Nov 15 2009

Keep it Simplex Silly

Published by David at 9:06 pm under News

Strand Volunteers Mike and Whitney Richardson inventoried pieces and parts in from the Strand.  Mike is a former cinetech and understands these types of things.  Below is his discussion of what he found:

Mike Richardson

Keep It Simplex Silly

If my research is correct, thank you John Cannon, Simplex (The International Projector Corporation) began its production of projector heads in 1909.  In 1916, after Patent on July 11th, it was outputting its Standard. 1925 saw the formation of the International Projector Corporation from mergers including the Acme Motion Picture Projector Company, the Super came along in ’28, E-7 in ’39, and X-L in ’49.  The X-L line gave way to the Simplex 35’s around 1981.

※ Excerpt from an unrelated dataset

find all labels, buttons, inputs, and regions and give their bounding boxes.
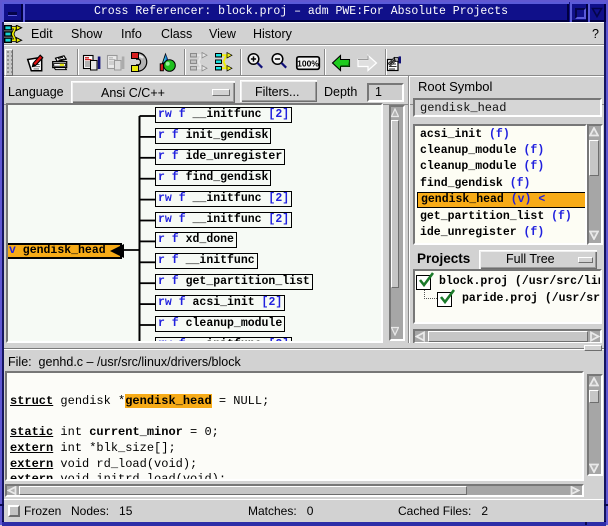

http://www.cinephoto.co.uk/complete_projectionist_1949_simplex_e7_projector_mech.htm

http://www.darrell.org/SSbody.html

Strand Theatre has one X-L (complete with sound reproducer [sound head]), three E-7’s, two Supers, two other Simplexes, and three unmarked projectors (one having the International Projector Corporation tag in the gearbox). The others are undoubtedly Simplex due to the similarities and abundance of spare new Simplex projector head parts still in their little special made printed manufactured cardboard boxes (Constant Velocity [CV] sprockets having that loving extra touch of a script Simplex stamping between the teeth lands).

Until now, I only ever serviced operating X-L’s as far as Simplexes go.  Today, Saturday 14 November 2009, I handled history that may well have been some of the first projector heads the company built.  What an honor.

My wife Whitney and I arrived with David and started our long promised inventory of the cinema equipment warehoused recently for Strand Theatre by that fine bunch of volunteers.  We got started around 10 AM and it took us until 3 PM and we barely got done.  We removed all the projection equipment tossed the obvious trash, inventoried, digitally photographed (Whitney did), categorized and put it all back on pallets keeping like equipment together and placed the pallets back keeping like equipped pallets together.  I oriented the pictures, renamed them, burned them to discs, and set about writing this missive.

Outside of the projector heads we found power supplies (one Kni-Tron), Carbon-Arc lamp houses (a Strong Excelite 135 and a couple Moguls), A tubed RCA Amp, A Dolby cinema sound processor, a box of 11 mm Carbons, three good reflectors, and oodles of spare new Simplex parts as mentioned previously (to include drive and driven gears of plastic, nylon, fiber, brass [from Edward H Wolk Company, still new in their printed cardboard boxes]), and steel.

Thank you for the honor to handle and continue in my knowledge of cinema equipment.  And from what I understand, there’s more in the attic.